Let's take a look at the following example:

On the left we can see the market profile built on the basis of the time that the price has spent at every price level. The right side of the chart above displays the order book. Take a look at the areas colored in yellow. There are larger trading volumes in these areas both in the market profile and in the order book. And if we look at the chart, we'll see a ranging market in these areas.

Conclusion: many traders trade involuntarily, even when there are no signals, just like Bob from our story. They just want to open a trade, and they will always find a reason to do this. Their motivation might lie in the absence of systematic approach or in a great variety of entry signals of all kinds.

8. On Average One Open Trade Accounts for 3 Pending Orders (Including Stop-Losses And Take-Profits of These Open Trades)

This is the last but equally interesting stereotype in our today's article.

Based on the research data, the number of pending orders is on average three times larger than the amount of open trades.

This makes sense since one trade can have two pending orders – a stop-loss and a take-profit.
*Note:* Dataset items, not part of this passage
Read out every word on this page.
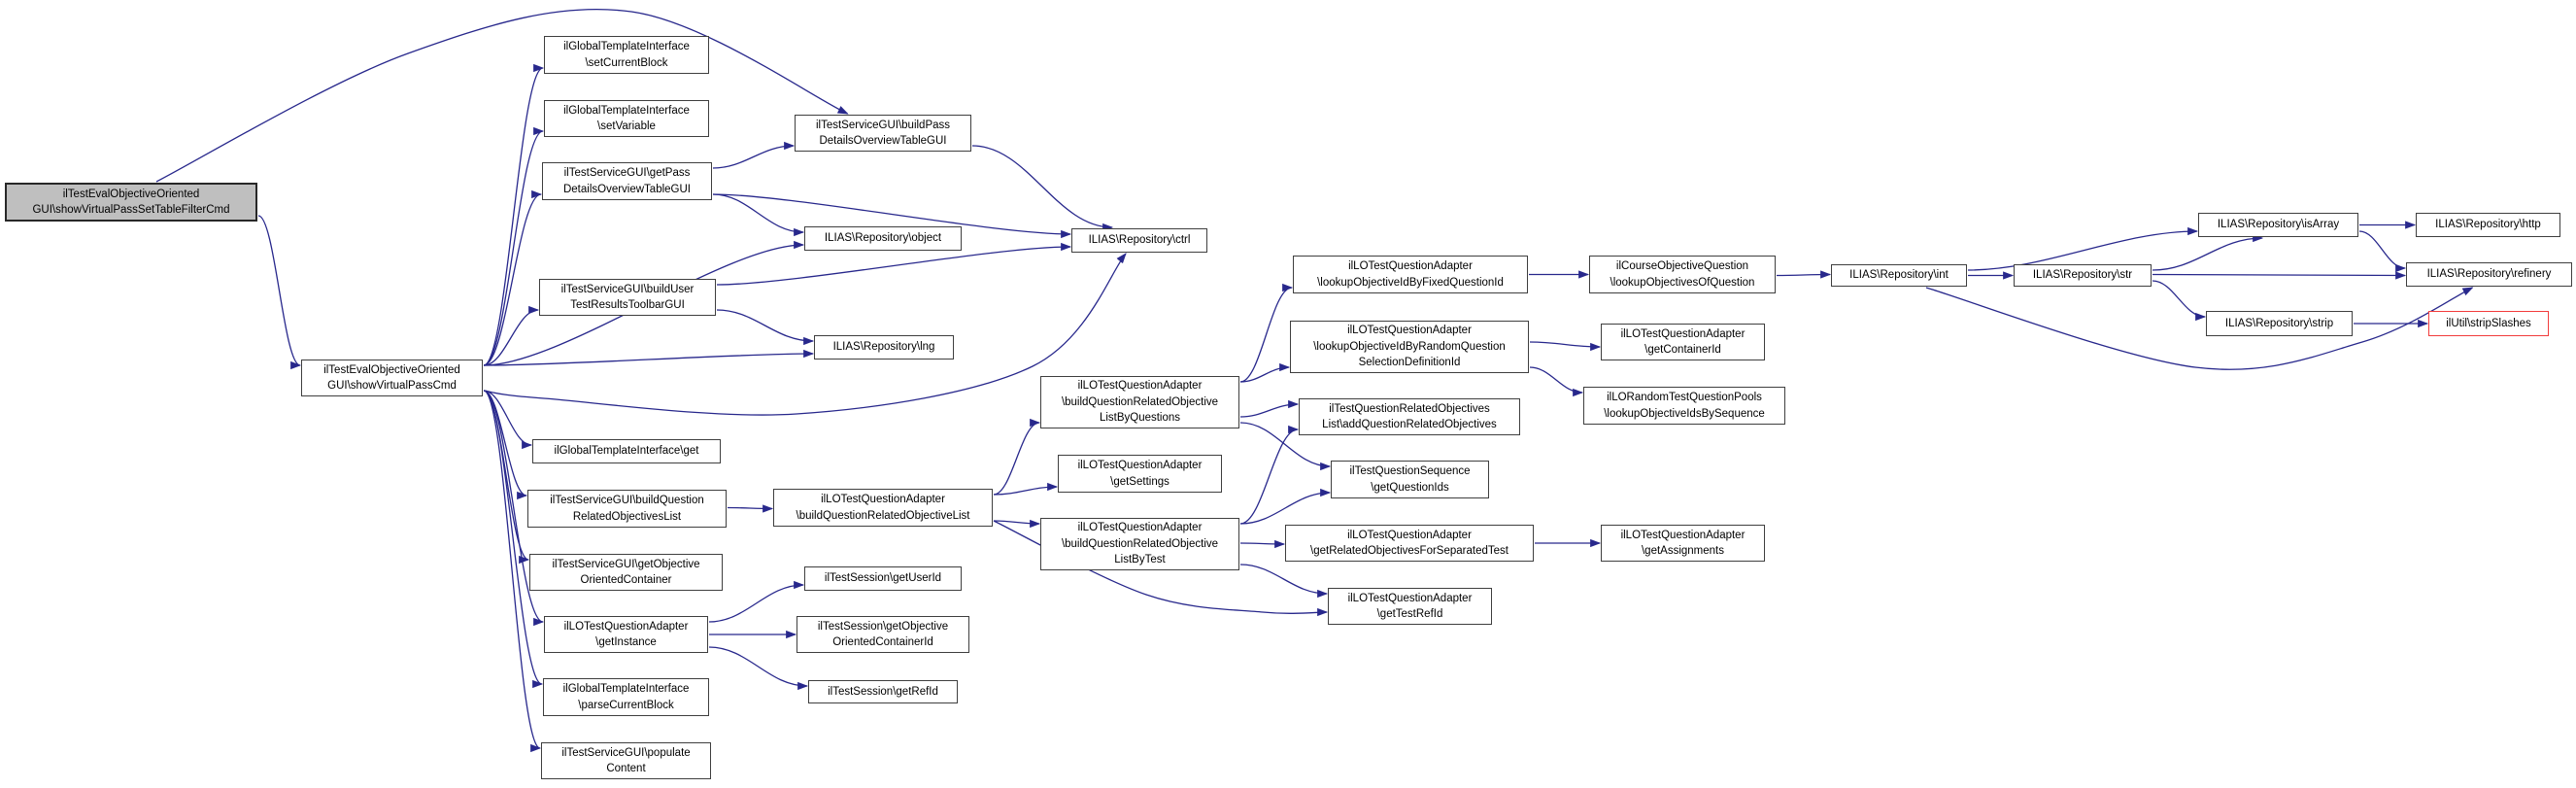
ilTestEvalObjectiveOriented
GUI\showVirtualPassSetTableFilterCmd
ilTestEvalObjectiveOriented
GUI\showVirtualPassCmd
ilGlobalTemplateInterface
\setCurrentBlock
ilGlobalTemplateInterface
\setVariable
ilTestServiceGUI\getPass
DetailsOverviewTableGUI
ilTestServiceGUI\buildUser
TestResultsToolbarGUI
ilGlobalTemplateInterface\get
ilTestServiceGUI\buildQuestion
RelatedObjectivesList
ilTestServiceGUI\getObjective
OrientedContainer
ilLOTestQuestionAdapter
\getInstance
ilGlobalTemplateInterface
\parseCurrentBlock
ilTestServiceGUI\populate
Content
ilTestServiceGUI\buildPass
DetailsOverviewTableGUI
ILIAS\Repository\object
ILIAS\Repository\lng
ILIAS\Repository\ctrl
ilLOTestQuestionAdapter
\buildQuestionRelatedObjectiveList
ilTestSession\getUserId
ilTestSession\getObjective
OrientedContainerId
ilTestSession\getRefId
ilLOTestQuestionAdapter
\buildQuestionRelatedObjective
ListByQuestions
ilLOTestQuestionAdapter
\getSettings
ilLOTestQuestionAdapter
\buildQuestionRelatedObjective
ListByTest
ilLOTestQuestionAdapter
\lookupObjectiveIdByFixedQuestionId
ilLOTestQuestionAdapter
\lookupObjectiveIdByRandomQuestion
SelectionDefinitionId
ilTestQuestionRelatedObjectives
List\addQuestionRelatedObjectives
ilTestQuestionSequence
\getQuestionIds
ilLOTestQuestionAdapter
\getRelatedObjectivesForSeparatedTest
ilLOTestQuestionAdapter
\getTestRefId
ilCourseObjectiveQuestion
\lookupObjectivesOfQuestion
ilLOTestQuestionAdapter
\getContainerId
ilLORandomTestQuestionPools
\lookupObjectiveIdsBySequence
ilLOTestQuestionAdapter
\getAssignments
ILIAS\Repository\int	ILIAS\Repository\str
ILIAS\Repository\isArray
ILIAS\Repository\strip
ILIAS\Repository\http
ILIAS\Repository\refinery
ilUtil\stripSlashes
However, these orders make the ratio of an open trade to pending orders equal to no more than 1:2, but the data suggests that the ratio should be equal 1:3. The fact is that Limit and Buy & Sell Stop orders account for the remaining volume of the pending orders.

If we also take into account the previous stereotypes and the fact that not all trades have a stop-loss and a take-profit, we’ll get the following ratio of pending orders existing in the market:

  • Stop-Loss orders – 14%;
  • Stop orders – 20%;
  • Take-Profit orders – 28%;
  • Limit orders – 40%.

Overall, it doesn’t matter to us (who trade against the crowd) what kind of order it actually is – either a Take-Profit or a Limit order – since they are one and the same to the market makers.
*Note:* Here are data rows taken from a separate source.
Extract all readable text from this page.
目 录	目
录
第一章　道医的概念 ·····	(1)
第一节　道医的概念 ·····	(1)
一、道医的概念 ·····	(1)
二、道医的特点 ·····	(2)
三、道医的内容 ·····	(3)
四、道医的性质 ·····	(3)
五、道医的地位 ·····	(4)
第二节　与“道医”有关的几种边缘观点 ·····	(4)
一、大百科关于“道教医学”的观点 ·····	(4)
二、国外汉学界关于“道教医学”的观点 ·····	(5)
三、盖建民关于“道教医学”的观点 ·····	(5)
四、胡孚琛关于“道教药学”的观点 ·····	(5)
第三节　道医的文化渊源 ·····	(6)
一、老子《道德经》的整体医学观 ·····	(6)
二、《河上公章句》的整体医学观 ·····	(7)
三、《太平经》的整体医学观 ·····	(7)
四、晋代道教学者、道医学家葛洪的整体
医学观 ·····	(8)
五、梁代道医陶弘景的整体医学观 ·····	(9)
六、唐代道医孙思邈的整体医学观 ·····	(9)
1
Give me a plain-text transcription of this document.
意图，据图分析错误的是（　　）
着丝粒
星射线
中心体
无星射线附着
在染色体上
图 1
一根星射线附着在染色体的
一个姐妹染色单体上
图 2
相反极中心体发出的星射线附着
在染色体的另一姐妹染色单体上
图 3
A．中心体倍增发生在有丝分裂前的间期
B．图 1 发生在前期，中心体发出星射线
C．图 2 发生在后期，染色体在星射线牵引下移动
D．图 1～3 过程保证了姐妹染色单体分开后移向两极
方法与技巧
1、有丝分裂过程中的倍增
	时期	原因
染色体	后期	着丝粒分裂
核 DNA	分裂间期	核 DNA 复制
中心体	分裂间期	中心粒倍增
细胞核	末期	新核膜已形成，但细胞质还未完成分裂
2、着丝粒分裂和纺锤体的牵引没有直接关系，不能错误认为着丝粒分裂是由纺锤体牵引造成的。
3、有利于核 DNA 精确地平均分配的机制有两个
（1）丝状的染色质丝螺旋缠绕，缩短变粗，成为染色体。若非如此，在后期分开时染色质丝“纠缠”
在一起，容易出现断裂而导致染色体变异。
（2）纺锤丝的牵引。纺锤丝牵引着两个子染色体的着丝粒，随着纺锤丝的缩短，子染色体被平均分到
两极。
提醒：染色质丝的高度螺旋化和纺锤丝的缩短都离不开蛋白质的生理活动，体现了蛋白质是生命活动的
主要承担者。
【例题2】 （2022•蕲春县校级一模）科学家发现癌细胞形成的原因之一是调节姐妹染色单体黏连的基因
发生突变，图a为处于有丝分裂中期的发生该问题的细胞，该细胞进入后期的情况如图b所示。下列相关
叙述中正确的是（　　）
How Not to Blend in With the Crowd

But wait! What's the point? The point is that you’ll stop being the "food" for market sharks, if you get rid of these sterotypical patterns. The crowd is the one feeding all the major market players. The less you resemble this crowd, the smaller the chance that you’ll be "eaten" together with this crowd.

If you have recognized yourself in some of the stereotypes above, you’re at risk.
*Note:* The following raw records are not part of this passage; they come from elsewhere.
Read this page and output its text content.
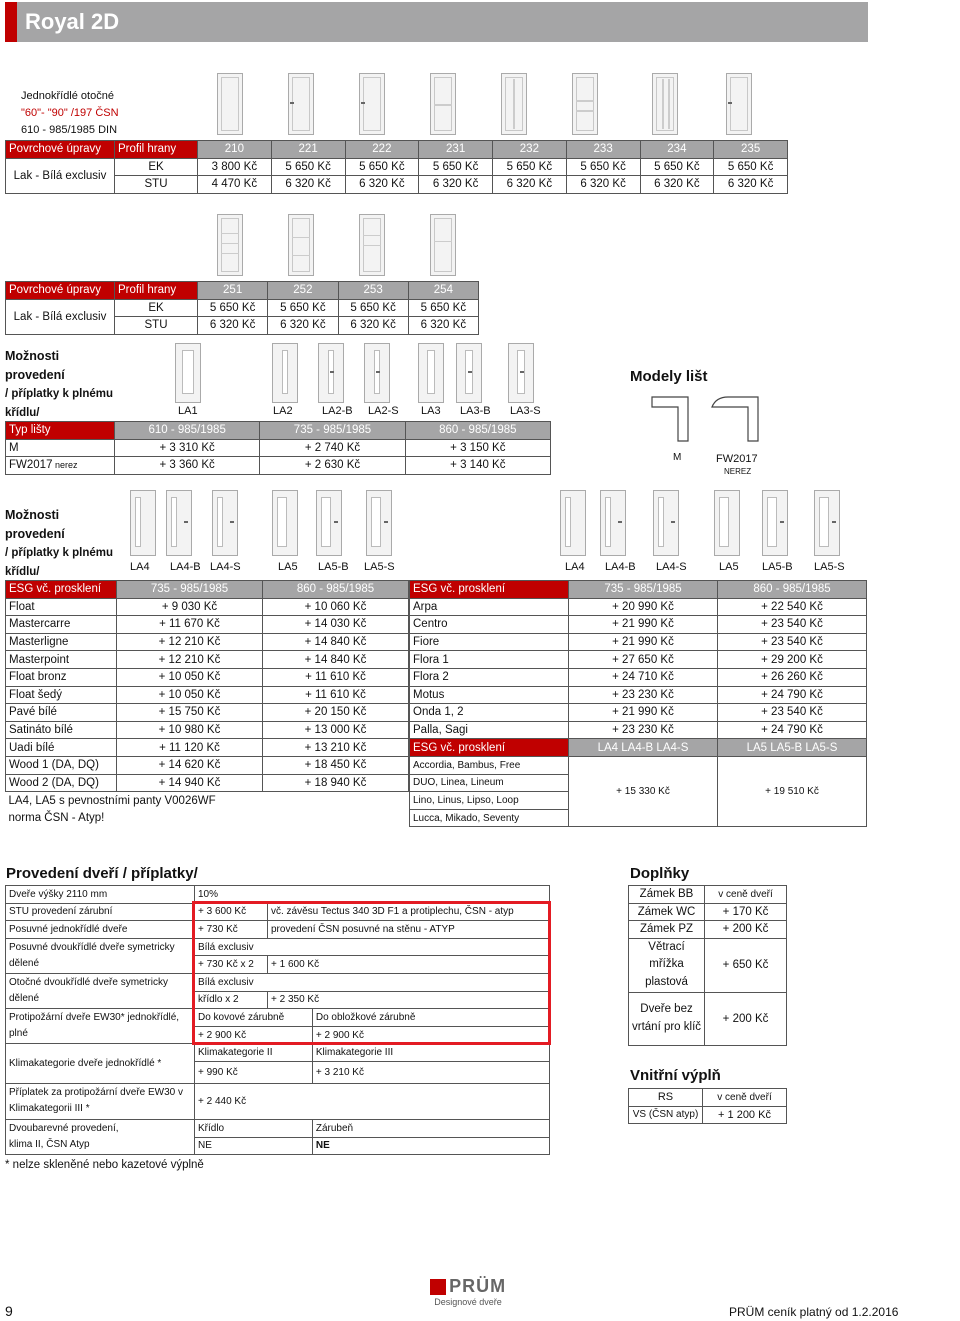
Royal 2D
Jednokřídlé otočné
"60"- "90" /197 ČSN
610 - 985/1985 DIN
Povrchové úpravy	Profil hrany	210	221	222	231	232	233	234	235
Lak - Bílá exclusiv	EK	3 800 Kč	5 650 Kč	5 650 Kč	5 650 Kč	5 650 Kč	5 650 Kč	5 650 Kč	5 650 Kč
	STU	4 470 Kč	6 320 Kč	6 320 Kč	6 320 Kč	6 320 Kč	6 320 Kč	6 320 Kč	6 320 Kč
Povrchové úpravy	Profil hrany	251	252	253	254
Lak - Bílá exclusiv	EK	5 650 Kč	5 650 Kč	5 650 Kč	5 650 Kč
	STU	6 320 Kč	6 320 Kč	6 320 Kč	6 320 Kč
Možnosti
provedení
/ příplatky k plnému
křídlu/	LA1	LA2	LA2-B LA2-S LA3 LA3-B LA3-S
Typ lišty	610 - 985/1985	735 - 985/1985	860 - 985/1985
M	+ 3 310 Kč	+ 2 740 Kč	+ 3 150 Kč
FW2017 nerez	+ 3 360 Kč	+ 2 630 Kč	+ 3 140 Kč
Modely lišt
M	FW2017
NEREZ
Možnosti
provedení
/ příplatky k plnému
křídlu/	LA4 LA4-B LA4-S	LA5 LA5-B LA5-S	LA4 LA4-B LA4-S	LA5 LA5-B LA5-S
ESG vč. prosklení	735 - 985/1985	860 - 985/1985
Float	+ 9 030 Kč	+ 10 060 Kč
Mastercarre	+ 11 670 Kč	+ 14 030 Kč
Masterligne	+ 12 210 Kč	+ 14 840 Kč
Masterpoint	+ 12 210 Kč	+ 14 840 Kč
Float bronz	+ 10 050 Kč	+ 11 610 Kč
Float šedý	+ 10 050 Kč	+ 11 610 Kč
Pavé bílé	+ 15 750 Kč	+ 20 150 Kč
Satináto bílé	+ 10 980 Kč	+ 13 000 Kč
Uadi bílé	+ 11 120 Kč	+ 13 210 Kč
Wood 1 (DA, DQ)	+ 14 620 Kč	+ 18 450 Kč
Wood 2 (DA, DQ)	+ 14 940 Kč	+ 18 940 Kč
LA4, LA5 s pevnostními panty V0026WF		
norma ČSN - Atyp!		
ESG vč. prosklení	735 - 985/1985	860 - 985/1985
Arpa	+ 20 990 Kč	+ 22 540 Kč
Centro	+ 21 990 Kč	+ 23 540 Kč
Fiore	+ 21 990 Kč	+ 23 540 Kč
Flora 1	+ 27 650 Kč	+ 29 200 Kč
Flora 2	+ 24 710 Kč	+ 26 260 Kč
Motus	+ 23 230 Kč	+ 24 790 Kč
Onda 1, 2	+ 21 990 Kč	+ 23 540 Kč
Palla, Sagi	+ 23 230 Kč	+ 24 790 Kč
ESG vč. prosklení	LA4 LA4-B LA4-S	LA5 LA5-B LA5-S
Accordia, Bambus, Free	+ 15 330 Kč	+ 19 510 Kč
DUO, Linea, Lineum		
Lino, Linus, Lipso, Loop		
Lucca, Mikado, Seventy		
Provedení dveří / příplatky/
Dveře výšky 2110 mm	10%		
STU provedení zárubní	+ 3 600 Kč	vč. závěsu Tectus 340 3D F1 a protiplechu, ČSN - atyp	
Posuvné jednokřídlé dveře	+ 730 Kč	provedení ČSN posuvné na stěnu - ATYP	

Posuvné dvoukřídlé dveře symetricky
dělené	Bílá exclusiv		
	+ 730 Kč x 2	+ 1 600 Kč	

Otočné dvoukřídlé dveře symetricky
dělené	Bílá exclusiv		
	křídlo x 2	+ 2 350 Kč	

Protipožární dveře EW30* jednokřídlé,
plné	Do kovové zárubně		Do obložkové zárubně
	+ 2 900 Kč		+ 2 900 Kč
Klimakategorie dveře jednokřídlé *	Klimakategorie II		Klimakategorie III
	+ 990 Kč		+ 3 210 Kč

Příplatek za protipožární dveře EW30 v
Klimakategorii III *	+ 2 440 Kč		

Dvoubarevné provedení,
klima II, ČSN Atyp	Křídlo		Zárubeň
	NE		NE
* nelze skleněné nebo kazetové výplně
Doplňky
Zámek BB	v ceně dveří
Zámek WC	+ 170 Kč
Zámek PZ	+ 200 Kč

Větrací
mřížka
plastová	+ 650 Kč

Dveře bez
vrtání pro klíč	+ 200 Kč
Vnitřní výplň
RS	v ceně dveří
VS (ČSN atyp)	+ 1 200 Kč
PRÜM
Designové dveře
9	PRÜM ceník platný od 1.2.2016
Here are our recommendations on how not to blend in with the crowd:

  • Open your trades solely in the direction of a current impulse. Never do anything like this.
  • Always set a stop-loss outside of round-numbers and areas of highs & lows. Here's the best technique for setting your stop-losses.
  • And as for your take-profit, we'd recommend you to sometimes disregard it. Usually, when we predict the right market direction, the price can keep moving further in this direction for quite some time.
  • If you decide to set a take-profit, it's always better to do it inside a cluster of stop-losses – there are usually local extremes in this area. Imagine that all traders are complaining that the price always triggers their Stop-Loss orders, but in your case it will regularly trigger your Take-Profit orders instead. Wouldn't this be awesome? Learn more about this technique here.
  • Enter the market only when you really have a signal. Most of our troubles come from opening trades only because we’re sitting in front of our computer and our desire to trade right away. And then we get angry with ourselves for having entered the market.
  • Switch your attention from profits to losses. You must ensure that the losses will always be within the limits, close your trades in time, and profits can "take care of themselves".
  • And one more thing: enter the market using specifically Limit orders (and not Buy/Sell Stop orders) with pre-set stop-losses and take-profits.

Many of the given recommendations are not new or unknown, but now that you understand the behavior of the market crowd, you are able to sort out other, less useful recommendations.

Of course, blindly following the advice won't guarantee you profits, but at least it will help you avoid losses.